The third musical revival slot went to Miss Saigon, which also puts 20-year-old Broadway newcomer Eva Noblezada, along with Great Comet‘s fellow newbie Benton, into the august company of lead actress in a musical candidates Midler, and for War Paint, Christine Ebersole and Patti LuPone — three legitimate Broadway legends. A portrait of the longtime rivalry between dueling cosmetics titans Elizabeth Arden and Helena Rubinstein, War Paint drew a mixed critical response despite unanimous praise for its co-stars, resulting in a somewhat disappointing showing of four noms, also including costumes and sets.
Tony nominations morning invariably is a time when producers of shows struggling at the box office either heave a sigh of relief or start reluctantly making plans for a closing date. One shutout that might not need the awards muscle is Charlie and the Chocolate Factory, which despite largely dismissive reviews is doing brisk business thanks to its well-loved source material. Also unlikely to be impacted by its surprising exclusion from the musical revival race is Sunset Boulevard, which has been a strong seller, driven by Glenn Close reprising a role that won her a Tony 22 years ago — making her ineligible this year. And the snub might not make a lot of difference to A Bronx Tale: The Musical, which has proven popular, grossing a solid $21.9 million million since it began performances in November.
However, another show that drew mainly tepid reviews and was completely cold-shouldered in the Tony stakes, Amelie, looks to be more vulnerable at this point, with feeble grosses. The recently opened musicals Anastasia and Bandstand scored just two nominations each in secondary categories. It’s too early to tell the fate of Bandstand, a post-World War II homefront story that combines swing tunes and jitterbug with a more serious side concerning post-traumatic combat disorders. But Anastasia is showing considerable drawing power thanks to the 1997 Fox animated feature that serves as one of its sources, and the popular theme song, “Journey to the Past,” making this a destination show for girls and young women celebrating their inner princess.

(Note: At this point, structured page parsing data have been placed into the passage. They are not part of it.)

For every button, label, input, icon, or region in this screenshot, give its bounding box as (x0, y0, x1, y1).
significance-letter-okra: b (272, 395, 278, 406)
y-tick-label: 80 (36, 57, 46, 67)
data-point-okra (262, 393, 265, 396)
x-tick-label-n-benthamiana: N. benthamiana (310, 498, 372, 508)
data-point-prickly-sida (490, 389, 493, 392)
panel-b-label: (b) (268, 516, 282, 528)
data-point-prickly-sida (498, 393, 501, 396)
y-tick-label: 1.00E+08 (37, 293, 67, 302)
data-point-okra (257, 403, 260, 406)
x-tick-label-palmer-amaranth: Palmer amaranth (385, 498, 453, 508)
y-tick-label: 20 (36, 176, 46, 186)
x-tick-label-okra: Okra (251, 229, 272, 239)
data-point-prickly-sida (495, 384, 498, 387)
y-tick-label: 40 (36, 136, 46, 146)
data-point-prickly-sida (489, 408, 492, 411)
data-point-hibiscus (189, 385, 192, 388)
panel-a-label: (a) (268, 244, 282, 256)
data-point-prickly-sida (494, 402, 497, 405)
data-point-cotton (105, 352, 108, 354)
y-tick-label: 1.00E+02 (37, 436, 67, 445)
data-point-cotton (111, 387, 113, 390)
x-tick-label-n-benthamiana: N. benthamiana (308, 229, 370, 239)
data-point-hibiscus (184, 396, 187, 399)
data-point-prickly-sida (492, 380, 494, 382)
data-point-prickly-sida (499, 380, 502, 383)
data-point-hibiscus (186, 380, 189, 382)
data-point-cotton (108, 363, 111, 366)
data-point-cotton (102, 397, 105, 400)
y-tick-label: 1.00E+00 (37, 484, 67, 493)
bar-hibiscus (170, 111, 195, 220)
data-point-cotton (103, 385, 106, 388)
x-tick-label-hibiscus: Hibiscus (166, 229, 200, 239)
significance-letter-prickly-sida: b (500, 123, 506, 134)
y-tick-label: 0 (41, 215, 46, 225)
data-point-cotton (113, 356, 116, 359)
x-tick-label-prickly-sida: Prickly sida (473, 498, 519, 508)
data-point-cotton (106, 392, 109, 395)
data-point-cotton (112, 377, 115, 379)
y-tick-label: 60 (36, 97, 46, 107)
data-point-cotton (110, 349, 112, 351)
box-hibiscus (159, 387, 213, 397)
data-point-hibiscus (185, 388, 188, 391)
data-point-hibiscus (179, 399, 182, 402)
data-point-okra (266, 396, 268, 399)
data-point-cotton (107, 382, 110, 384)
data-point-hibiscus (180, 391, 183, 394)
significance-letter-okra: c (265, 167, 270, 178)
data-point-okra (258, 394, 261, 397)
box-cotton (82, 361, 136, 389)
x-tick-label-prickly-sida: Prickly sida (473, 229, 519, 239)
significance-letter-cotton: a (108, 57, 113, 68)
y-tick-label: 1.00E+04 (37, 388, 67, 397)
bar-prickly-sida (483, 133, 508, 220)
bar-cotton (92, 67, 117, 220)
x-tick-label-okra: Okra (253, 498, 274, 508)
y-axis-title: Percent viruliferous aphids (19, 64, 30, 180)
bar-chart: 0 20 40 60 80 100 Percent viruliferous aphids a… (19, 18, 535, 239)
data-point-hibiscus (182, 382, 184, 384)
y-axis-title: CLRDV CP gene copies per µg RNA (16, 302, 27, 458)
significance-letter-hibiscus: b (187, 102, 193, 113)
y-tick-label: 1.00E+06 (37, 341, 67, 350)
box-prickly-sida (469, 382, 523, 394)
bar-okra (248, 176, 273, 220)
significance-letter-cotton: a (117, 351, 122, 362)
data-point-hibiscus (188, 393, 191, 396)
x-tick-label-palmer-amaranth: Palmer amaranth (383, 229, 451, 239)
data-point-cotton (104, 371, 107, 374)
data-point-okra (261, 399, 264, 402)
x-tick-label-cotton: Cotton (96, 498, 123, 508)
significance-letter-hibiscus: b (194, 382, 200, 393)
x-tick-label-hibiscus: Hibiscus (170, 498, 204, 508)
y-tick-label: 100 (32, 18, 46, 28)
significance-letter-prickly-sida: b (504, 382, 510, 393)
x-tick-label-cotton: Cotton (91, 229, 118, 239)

Some pundits wondered if after the racially inclusive 2016 edition of the Tonys, in which Hamilton dominated, this year would revert to an all-white awards lineup. But performers of color are represented in half the acting races, including Hawkins for lead in a play, Benton and Noblezada for lead in a musical, Thompson for featured actor in a play and Rashad and Wilson for featured actress in a play, along with Santiago-Hudson for direction.
The Tony Awards will be presented June 11 in a ceremony hosted by Kevin Spacey, airing live from Radio City Music Hall on CBS at 8 p.m. ET (PT time-delayed).